For most travelers, the sheer cost of food and accommodations can be a barrier to actually getting out into the world. But what if you didn’t have to pay those expenses, and you could spend time getting to know local families and cultures?
A few months ago, I was introduced to WorkAway. It’s a site that connects people who need help (whether they simply run a household, or run a bed and breakfast or even farm) and travelers who are willing to do a little work in exchange for room and board.
Creating an Extended (Temporary) Family
I first encountered people who’d used WorkAway when I visited the San Diego Spiritual Retreat Center in Julian, California. Then, I met a young French man who’d hitchhiked across the US and was spending several days doing outdoor work at the center. Then there was the Brazilian woman who was traveling the US to improve her English.
What was amazing was how quickly this group (and subsequent WorkAwayers) bonded and became a community. There’s something about likeminded travelers that fosters a strong connection, and fast.
On my last visit to the Retreat Center, I was introduced to another organization that offers similar exchange of work for room and board: WWOOF (World Wide Opportunities on Organic Farms). This website is specific to farms, and travelers can have a firsthand experience getting their hands in the dirt. The Retreat Center is working to build a farm, and on this visit, I met a couple of young men from North Carolina who were creating a documentary of different farms that worked with WWOF in the US. I also met a woman from Northern California who was on a mission to find the next area she wanted to settle down in. She’d worked on an avocado farm in Central California, and had a great experience.

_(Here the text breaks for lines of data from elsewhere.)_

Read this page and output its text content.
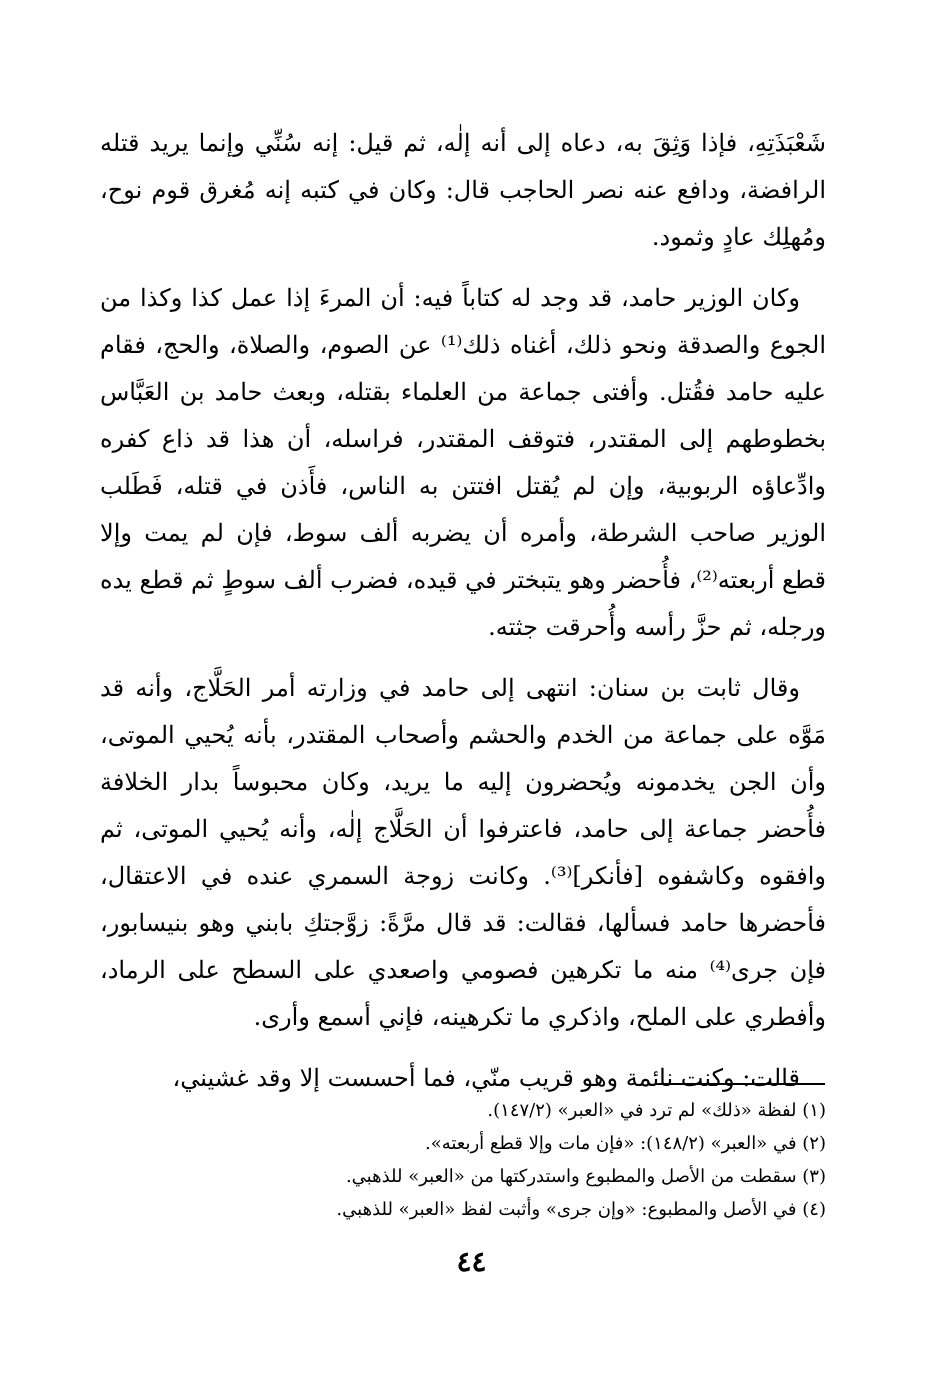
شَعْبَذَتِهِ، فإذا وَثِقَ به، دعاه إلى أنه إلٰه، ثم قيل: إنه سُنِّي وإنما يريد قتله الرافضة، ودافع عنه نصر الحاجب قال: وكان في كتبه إنه مُغرق قوم نوح، ومُهلِك عادٍ وثمود.

وكان الوزير حامد، قد وجد له كتاباً فيه: أن المرءَ إذا عمل كذا وكذا من الجوع والصدقة ونحو ذلك، أغناه ذلك⁽¹⁾ عن الصوم، والصلاة، والحج، فقام عليه حامد فقُتل. وأفتى جماعة من العلماء بقتله، وبعث حامد بن العَبَّاس بخطوطهم إلى المقتدر، فتوقف المقتدر، فراسله، أن هذا قد ذاع كفره وادِّعاؤه الربوبية، وإن لم يُقتل افتتن به الناس، فأَذن في قتله، فَطَلب الوزير صاحب الشرطة، وأمره أن يضربه ألف سوط، فإن لم يمت وإلا قطع أربعته⁽²⁾، فأُحضر وهو يتبختر في قيده، فضرب ألف سوطٍ ثم قطع يده ورجله، ثم حزَّ رأسه وأُحرقت جثته.

وقال ثابت بن سنان: انتهى إلى حامد في وزارته أمر الحَلَّاج، وأنه قد مَوَّه على جماعة من الخدم والحشم وأصحاب المقتدر، بأنه يُحيي الموتى، وأن الجن يخدمونه ويُحضرون إليه ما يريد، وكان محبوساً بدار الخلافة فأُحضر جماعة إلى حامد، فاعترفوا أن الحَلَّاج إلٰه، وأنه يُحيي الموتى، ثم وافقوه وكاشفوه [فأنكر]⁽³⁾. وكانت زوجة السمري عنده في الاعتقال، فأحضرها حامد فسألها، فقالت: قد قال مرَّةً: زوَّجتكِ بابني وهو بنيسابور، فإن جرى⁽⁴⁾ منه ما تكرهين فصومي واصعدي على السطح على الرماد، وأفطري على الملح، واذكري ما تكرهينه، فإني أسمع وأرى.

قالت: وكنت نائمة وهو قريب منّي، فما أحسست إلا وقد غشيني،

(١) لفظة «ذلك» لم ترد في «العبر» (١٤٧/٢).
(٢) في «العبر» (١٤٨/٢): «فإن مات وإلا قطع أربعته».
(٣) سقطت من الأصل والمطبوع واستدركتها من «العبر» للذهبي.
(٤) في الأصل والمطبوع: «وإن جرى» وأثبت لفظ «العبر» للذهبي.
٤٤
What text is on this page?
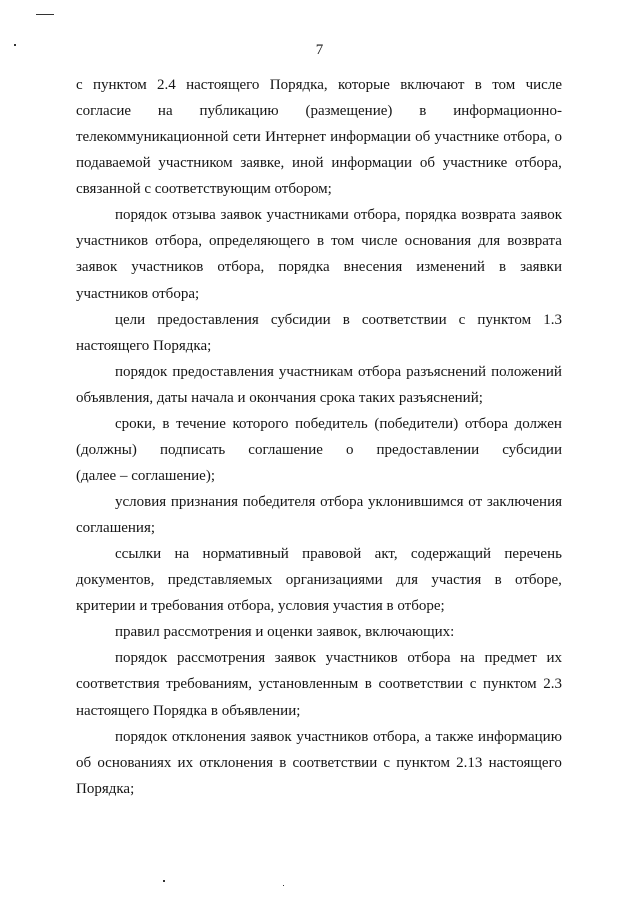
7
с пунктом 2.4 настоящего Порядка, которые включают в том числе
согласие на публикацию (размещение) в информационно-
телекоммуникационной сети Интернет информации об участнике отбора, о
подаваемой участником заявке, иной информации об участнике отбора,
связанной с соответствующим отбором;
порядок отзыва заявок участниками отбора, порядка возврата заявок
участников отбора, определяющего в том числе основания для возврата
заявок участников отбора, порядка внесения изменений в заявки
участников отбора;
цели предоставления субсидии в соответствии с пунктом 1.3
настоящего Порядка;
порядок предоставления участникам отбора разъяснений положений
объявления, даты начала и окончания срока таких разъяснений;
сроки, в течение которого победитель (победители) отбора должен
(должны) подписать соглашение о предоставлении субсидии
(далее – соглашение);
условия признания победителя отбора уклонившимся от заключения
соглашения;
ссылки на нормативный правовой акт, содержащий перечень
документов, представляемых организациями для участия в отборе,
критерии и требования отбора, условия участия в отборе;
правил рассмотрения и оценки заявок, включающих:
порядок рассмотрения заявок участников отбора на предмет их
соответствия требованиям, установленным в соответствии с пунктом 2.3
настоящего Порядка в объявлении;
порядок отклонения заявок участников отбора, а также информацию
об основаниях их отклонения в соответствии с пунктом 2.13 настоящего
Порядка;
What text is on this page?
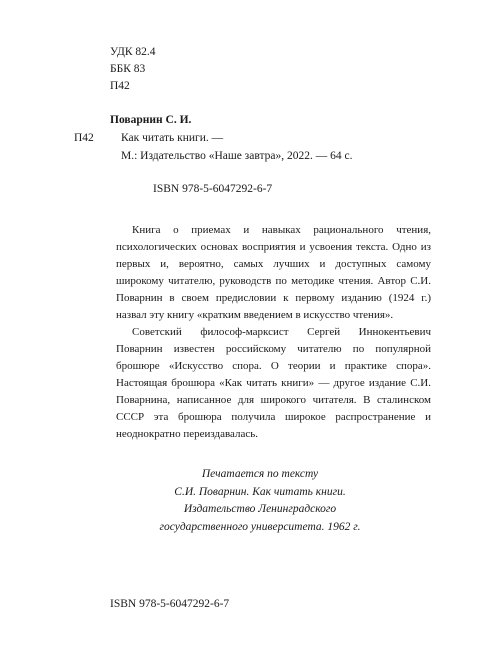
УДК 82.4
ББК 83
П42
Поварнин С. И.
П42 Как читать книги. —
М.: Издательство «Наше завтра», 2022. — 64 с.
ISBN 978-5-6047292-6-7

Книга о приемах и навыках рационального чтения, психологических основах восприятия и усвоения текста. Одно из первых и, вероятно, самых лучших и доступных самому широкому читателю, руководств по методике чтения. Автор С.И. Поварнин в своем предисловии к первому изданию (1924 г.) назвал эту книгу «кратким введением в искусство чтения».

Советский философ-марксист Сергей Иннокентьевич Поварнин известен российскому читателю по популярной брошюре «Искусство спора. О теории и практике спора». Настоящая брошюра «Как читать книги» — другое издание С.И. Поварнина, написанное для широкого читателя. В сталинском СССР эта брошюра получила широкое распространение и неоднократно переиздавалась.

Печатается по тексту
С.И. Поварнин. Как читать книги.
Издательство Ленинградского
государственного университета. 1962 г.
ISBN 978-5-6047292-6-7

Though they’d only known each other days or weeks, the group had formed a close-knit community. They cooked together, performed at the local mic night, and had those amazing late-night conversations you’ll never forget.
Being around so many people who have had these unique travel experiences has lit the fire for me! I haven’t had the chance to volunteer through WorkAway or WWOOF yet, but it’s on my list.
How to Get Started
Visit either WorkAway or WWOOF, and you can search for opportunities based on where you’re traveling. I think this is a nice way to add in some local experience if you already have a trip planned and are flexible. I wanted to do this in Italy, but because I only had a couple of days free, I couldn’t find any place that would accept me. Most want you there at least a week, if not several. After all, if they’re taking the time to train you on tasks to help them out, they benefit the longer you’re there!
You can search by city or country, and filter by the types of tasks you want to help with. On WorkAway, you can help with anything from practicing English with the kids to checking in guests at a B&B. When you create your profile, make sure to include all skills, experience, and interests that you have, because you never know what will appeal to your hosts. Some locations are harder to get approved for, especially ones in popular areas. But if you’re willing to go out in the middle of nowhere, your options open up.
I see these volunteer sites as a fantastic way to not only subsidize the cost of travel but also give you the opportunity to really experience a place through the eyes of a local.